Scoring

Since "the OPS-SAT case" is, at its core, a classification task we will be employing a simple transformation of Cohen’s kappa to score all submissions. Cohen’s kappa is a metric often used to assess the agreement between two raters, but it can also be used to assess the performance of a classification model and, as opposed to accuracy, it accounts for class imbalance. Let us indicate the confusion matrix of a given model, as computed over \(N\) samples, with \(M_{ij}\), then the Cohen's kappa metric is mathematically defined as:

\(\kappa = \frac{p_0-p_e}{1-p_e}\)

where:

\(p_0 = \frac{\sum_i M_{ii}}{N}\)

and,

\(p_e = \frac{1}{N^2} \sum_k (\sum_i M_{ki} \cdot \sum_i M_{ik})\)

a good explanation on its derivation and meaning can be found, for example, in the blog entry Multi-Class Metrics Made Simple, Part III: the Kappa Score (aka Cohen’s Kappa Coefficient).
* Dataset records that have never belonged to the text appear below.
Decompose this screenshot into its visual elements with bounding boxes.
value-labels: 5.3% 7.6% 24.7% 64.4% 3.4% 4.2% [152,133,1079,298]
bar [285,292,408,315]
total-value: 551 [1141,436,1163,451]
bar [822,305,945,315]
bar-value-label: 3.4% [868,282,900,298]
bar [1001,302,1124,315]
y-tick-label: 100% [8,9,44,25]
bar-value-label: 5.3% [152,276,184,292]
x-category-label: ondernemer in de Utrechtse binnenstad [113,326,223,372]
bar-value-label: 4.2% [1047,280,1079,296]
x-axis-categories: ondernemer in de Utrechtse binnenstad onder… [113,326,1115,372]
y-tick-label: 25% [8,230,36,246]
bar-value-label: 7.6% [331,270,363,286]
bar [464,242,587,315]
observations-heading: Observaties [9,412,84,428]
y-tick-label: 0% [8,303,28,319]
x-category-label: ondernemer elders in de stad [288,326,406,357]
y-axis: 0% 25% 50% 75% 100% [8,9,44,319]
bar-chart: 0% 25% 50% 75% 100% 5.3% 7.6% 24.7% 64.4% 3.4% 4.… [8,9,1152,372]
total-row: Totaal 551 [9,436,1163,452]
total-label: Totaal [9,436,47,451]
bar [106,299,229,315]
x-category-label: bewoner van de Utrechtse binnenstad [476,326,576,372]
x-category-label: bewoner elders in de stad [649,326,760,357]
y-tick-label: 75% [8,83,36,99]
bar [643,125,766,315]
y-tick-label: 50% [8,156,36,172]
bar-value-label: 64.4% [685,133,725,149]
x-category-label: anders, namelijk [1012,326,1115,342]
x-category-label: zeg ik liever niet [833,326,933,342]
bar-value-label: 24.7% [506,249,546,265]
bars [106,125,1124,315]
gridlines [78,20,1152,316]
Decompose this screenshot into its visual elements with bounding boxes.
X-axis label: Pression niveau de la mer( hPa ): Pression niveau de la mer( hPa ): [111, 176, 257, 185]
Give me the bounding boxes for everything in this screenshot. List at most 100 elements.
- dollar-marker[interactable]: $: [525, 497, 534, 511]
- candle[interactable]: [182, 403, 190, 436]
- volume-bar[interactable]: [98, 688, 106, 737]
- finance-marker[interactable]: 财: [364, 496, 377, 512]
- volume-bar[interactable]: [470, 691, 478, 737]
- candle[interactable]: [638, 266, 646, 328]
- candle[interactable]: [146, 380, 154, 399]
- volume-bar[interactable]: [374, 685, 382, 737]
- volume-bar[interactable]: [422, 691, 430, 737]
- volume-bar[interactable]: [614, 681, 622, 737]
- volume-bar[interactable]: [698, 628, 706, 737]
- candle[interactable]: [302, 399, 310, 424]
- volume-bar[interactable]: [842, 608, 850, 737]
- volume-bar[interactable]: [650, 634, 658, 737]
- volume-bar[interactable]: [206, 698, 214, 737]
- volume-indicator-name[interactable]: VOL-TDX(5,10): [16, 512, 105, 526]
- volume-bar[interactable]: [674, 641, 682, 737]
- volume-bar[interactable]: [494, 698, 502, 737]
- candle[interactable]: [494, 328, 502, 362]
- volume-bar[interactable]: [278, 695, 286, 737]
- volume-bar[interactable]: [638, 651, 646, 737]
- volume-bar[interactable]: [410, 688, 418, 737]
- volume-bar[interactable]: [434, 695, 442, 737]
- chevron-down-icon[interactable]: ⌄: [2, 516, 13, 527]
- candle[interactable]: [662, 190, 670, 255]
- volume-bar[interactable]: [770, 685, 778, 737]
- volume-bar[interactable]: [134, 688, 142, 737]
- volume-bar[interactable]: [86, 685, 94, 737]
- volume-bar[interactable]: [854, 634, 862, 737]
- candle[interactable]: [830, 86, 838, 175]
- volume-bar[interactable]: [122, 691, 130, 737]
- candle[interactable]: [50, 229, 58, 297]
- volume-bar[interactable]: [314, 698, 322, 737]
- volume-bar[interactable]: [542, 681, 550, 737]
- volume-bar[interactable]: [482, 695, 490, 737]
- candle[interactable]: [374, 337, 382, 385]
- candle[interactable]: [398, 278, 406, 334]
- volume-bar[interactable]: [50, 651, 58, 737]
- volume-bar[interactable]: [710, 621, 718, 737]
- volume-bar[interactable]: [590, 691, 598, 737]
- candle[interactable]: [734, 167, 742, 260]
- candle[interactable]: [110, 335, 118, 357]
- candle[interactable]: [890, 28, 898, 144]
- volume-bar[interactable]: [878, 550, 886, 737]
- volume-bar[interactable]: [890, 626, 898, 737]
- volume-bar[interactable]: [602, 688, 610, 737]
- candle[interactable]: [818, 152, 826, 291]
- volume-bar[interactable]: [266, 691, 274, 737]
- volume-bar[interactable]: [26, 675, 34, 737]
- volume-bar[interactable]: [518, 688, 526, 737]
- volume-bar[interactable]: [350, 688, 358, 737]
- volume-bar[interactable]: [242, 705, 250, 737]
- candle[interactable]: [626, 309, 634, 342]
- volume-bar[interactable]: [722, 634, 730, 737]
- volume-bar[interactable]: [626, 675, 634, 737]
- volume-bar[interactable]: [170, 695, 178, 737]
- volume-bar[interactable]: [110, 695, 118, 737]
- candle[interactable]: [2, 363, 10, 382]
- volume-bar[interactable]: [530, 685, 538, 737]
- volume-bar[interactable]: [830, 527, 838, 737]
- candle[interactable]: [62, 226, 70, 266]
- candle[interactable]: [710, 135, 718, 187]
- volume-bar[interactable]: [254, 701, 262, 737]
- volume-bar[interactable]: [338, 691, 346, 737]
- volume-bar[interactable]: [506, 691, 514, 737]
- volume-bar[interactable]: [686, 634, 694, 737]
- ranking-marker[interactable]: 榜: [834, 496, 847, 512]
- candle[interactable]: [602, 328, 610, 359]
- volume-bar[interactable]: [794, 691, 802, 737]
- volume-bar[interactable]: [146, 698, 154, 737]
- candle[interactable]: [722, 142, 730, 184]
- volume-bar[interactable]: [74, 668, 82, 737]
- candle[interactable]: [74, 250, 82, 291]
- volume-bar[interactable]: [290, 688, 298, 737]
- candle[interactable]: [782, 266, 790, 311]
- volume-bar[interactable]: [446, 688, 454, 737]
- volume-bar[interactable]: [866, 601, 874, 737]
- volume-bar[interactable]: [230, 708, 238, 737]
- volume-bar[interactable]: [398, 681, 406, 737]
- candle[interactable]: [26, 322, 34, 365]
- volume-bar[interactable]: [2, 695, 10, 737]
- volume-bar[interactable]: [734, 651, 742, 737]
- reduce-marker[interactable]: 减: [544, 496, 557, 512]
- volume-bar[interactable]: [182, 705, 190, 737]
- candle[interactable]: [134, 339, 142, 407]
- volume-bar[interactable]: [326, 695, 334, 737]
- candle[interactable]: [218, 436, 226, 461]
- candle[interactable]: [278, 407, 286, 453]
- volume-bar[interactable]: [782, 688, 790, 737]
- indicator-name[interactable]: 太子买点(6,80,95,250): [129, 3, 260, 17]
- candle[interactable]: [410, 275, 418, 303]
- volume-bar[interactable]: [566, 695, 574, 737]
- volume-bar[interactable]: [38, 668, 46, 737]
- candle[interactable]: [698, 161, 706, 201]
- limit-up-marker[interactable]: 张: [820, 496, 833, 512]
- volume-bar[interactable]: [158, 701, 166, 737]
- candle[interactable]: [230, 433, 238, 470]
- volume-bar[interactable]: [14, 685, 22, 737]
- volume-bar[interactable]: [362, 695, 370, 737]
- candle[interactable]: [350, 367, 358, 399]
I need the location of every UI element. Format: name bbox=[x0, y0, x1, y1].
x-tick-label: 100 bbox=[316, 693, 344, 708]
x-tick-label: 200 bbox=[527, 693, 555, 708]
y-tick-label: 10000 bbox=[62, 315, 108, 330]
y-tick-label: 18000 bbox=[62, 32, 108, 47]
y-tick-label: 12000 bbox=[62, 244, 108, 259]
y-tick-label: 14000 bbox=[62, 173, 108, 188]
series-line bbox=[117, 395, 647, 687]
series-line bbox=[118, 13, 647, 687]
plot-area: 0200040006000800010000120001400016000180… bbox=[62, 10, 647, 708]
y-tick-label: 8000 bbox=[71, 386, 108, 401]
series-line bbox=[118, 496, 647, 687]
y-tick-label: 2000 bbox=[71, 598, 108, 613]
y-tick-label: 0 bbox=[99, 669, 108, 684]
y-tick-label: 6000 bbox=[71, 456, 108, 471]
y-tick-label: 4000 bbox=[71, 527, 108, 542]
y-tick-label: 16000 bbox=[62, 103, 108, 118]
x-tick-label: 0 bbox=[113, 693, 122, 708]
It essentially measures the agreement between the ground truth predictions and the model predictions, factoring out the probability that the agreement comes from a random accident.

In "the OPS-SAT case" the final score is computed as:

\(\mathcal L = 1 - \kappa\)

therefore \(\mathcal L \in [0,2]\) ... "reach the absolute zero" remember?